From ce0b067f9dddb8d3ac383e16eaea88672f2ce447 Mon Sep 17 00:00:00 2001
From: Stella Laurenzo <stellaraccident@gmail.com>
Date: Sat, 20 Apr 2024 20:03:40 -0700
Subject: [PATCH] Tweaks

---
 docs/programming_guide.md | 33 +++++++++++++++++----------------
 1 file changed, 17 insertions(+), 16 deletions(-)

diff --git a/docs/programming_guide.md b/docs/programming_guide.md
index d9e3678f5..fa2d73a58 100644
--- a/docs/programming_guide.md
+++ b/docs/programming_guide.md
@@ -49,23 +49,24 @@ usage in a few key ways:
   Each `InferenceTensor` can be manifested as a specific type of physical
   representation:
 
-  a. `PrimitiveInferenceTensor`: Simply backed by a PyTorch tensor (typically
-     from a memory mapped array in a `Dataset` on storage but can be arbitrary).
-  b. Packed `QuantizedTensor`: These tensors are backed by a single at-rest
-     PyTorch tensor with a specific manner of packing scheme, logically
-     represented by a `Layout`. In practice, each GGUF quantization scheme has
-     a distinct type of packed `QuantizedTensor` implementation. It is an
-     open world, and arbitrary implementations are easily created.
-  c. Planar `QuantizedTensor`: These tensors are backed by an arbitrary
-     dictionary of tensors (i.e. "planes"), logically represented by a `Layout`.
-     Typically, packed `QuantizedTensors` can be converted to planar form.
-     As a tensor compiler, IREE operates best on the planar form for generic
-     kernels, since it is easiest for it to process directly and repack into
-     more architecture specific forms.
+a. `PrimitiveInferenceTensor`: Simply backed by a PyTorch tensor (typically
+    from a memory mapped array in a `Dataset` on storage but can be arbitrary).
+b. Packed `QuantizedTensor`: These tensors are backed by a single at-rest
+    PyTorch tensor with a specific manner of packing scheme, logically
+    represented by a `Layout`. In practice, each GGUF quantization scheme has
+    a distinct type of packed `QuantizedTensor` implementation. It is an
+    open world, and arbitrary implementations are easily created.
+c.
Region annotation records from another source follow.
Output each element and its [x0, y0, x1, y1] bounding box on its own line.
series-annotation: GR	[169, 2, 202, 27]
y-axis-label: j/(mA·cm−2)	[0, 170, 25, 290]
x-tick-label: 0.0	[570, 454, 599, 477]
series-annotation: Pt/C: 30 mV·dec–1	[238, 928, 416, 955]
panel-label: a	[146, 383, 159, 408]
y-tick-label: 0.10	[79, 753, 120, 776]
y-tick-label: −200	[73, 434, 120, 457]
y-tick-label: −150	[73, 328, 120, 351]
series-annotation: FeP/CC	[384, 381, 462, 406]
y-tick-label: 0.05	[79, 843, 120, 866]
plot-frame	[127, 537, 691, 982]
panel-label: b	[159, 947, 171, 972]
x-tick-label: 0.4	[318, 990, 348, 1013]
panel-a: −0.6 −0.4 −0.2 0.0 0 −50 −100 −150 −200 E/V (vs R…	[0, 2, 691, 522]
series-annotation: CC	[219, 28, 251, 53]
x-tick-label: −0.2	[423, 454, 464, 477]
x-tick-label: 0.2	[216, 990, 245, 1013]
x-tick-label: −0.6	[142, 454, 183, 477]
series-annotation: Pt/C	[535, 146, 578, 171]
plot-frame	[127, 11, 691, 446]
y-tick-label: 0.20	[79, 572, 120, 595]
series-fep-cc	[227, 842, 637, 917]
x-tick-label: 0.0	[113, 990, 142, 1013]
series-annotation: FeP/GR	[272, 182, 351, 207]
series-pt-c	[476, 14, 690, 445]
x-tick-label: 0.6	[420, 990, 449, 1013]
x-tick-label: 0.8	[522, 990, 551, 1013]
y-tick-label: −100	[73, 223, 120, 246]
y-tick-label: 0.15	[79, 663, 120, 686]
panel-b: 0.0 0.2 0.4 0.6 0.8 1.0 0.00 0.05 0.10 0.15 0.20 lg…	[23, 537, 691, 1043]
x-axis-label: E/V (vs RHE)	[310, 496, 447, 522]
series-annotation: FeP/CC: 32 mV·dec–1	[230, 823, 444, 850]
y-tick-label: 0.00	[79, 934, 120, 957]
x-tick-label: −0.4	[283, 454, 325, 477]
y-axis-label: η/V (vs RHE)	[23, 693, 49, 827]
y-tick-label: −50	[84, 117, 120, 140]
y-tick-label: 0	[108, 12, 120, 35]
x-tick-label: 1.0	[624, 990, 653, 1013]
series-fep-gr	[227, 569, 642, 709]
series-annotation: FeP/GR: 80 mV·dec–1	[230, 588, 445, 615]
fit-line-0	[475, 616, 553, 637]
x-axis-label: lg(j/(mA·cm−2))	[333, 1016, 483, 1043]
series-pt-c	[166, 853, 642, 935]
Planar `QuantizedTensor`: These tensors are backed by an arbitrary
+    dictionary of tensors (i.e. "planes"), logically represented by a `Layout`.
+    Typically, packed `QuantizedTensors` can be converted to planar form.
+    As a tensor compiler, IREE operates best on the planar form for generic
+    kernels, since it is easiest for it to process directly and repack into
+    more architecture specific forms.
 
 * A `Layout` operates on a planar arrangement, providing the reference math
   to quantize/dequantize, specifically preserving any latent block structure
-  to the underlying data.
+  to the underlying data. Custom kernels are typically keyed on the `Layout`
+  type for specialization.
 * `InferenceOps` are defined for all "hero ops" of modern ML models. These ops
   take as arguments combinations of plain PyTorch tensors and
   `InferenceTensors`. They are pluggable and have a dispatch mechanism for
@@ -118,7 +119,7 @@ use of various key features:
   increasing amounts of mutable state in the form of caches and other
   constructs. Unlike in many prior ML workloads, cache management for modern
   genai can only be done efficiently with in-place and/or indirection at
-  scale. Dynamo and IREE's implementation preserve mutability through to the
+  scale. Dynamo and IREE's implementation preserves mutability through to the
   compiler stack and runtime which lets us express these kinds of dataflows
   naturally.
 * Custom Ops and Fusion: Efficient inference requires specialization of
@@ -128,7 +129,7 @@ use of various key features:
   cheap to specialize such things versus relying on the compiler to get
   everything right from a high level compute graph. In practice, this means that
   we write custom ops for a lot of things, and we have invested in approaches
-  that make this cheap and scalable. In many cases, out custom ops are simply
+  that make this cheap and scalable. In many cases, our custom ops are simply
   bypassing layers of the framework and targeting lower level forms of the
   compiler directly, where there is no ambiguity as to the structure. In other
   cases, we write the implementations in a low-level Pythonic kernel language.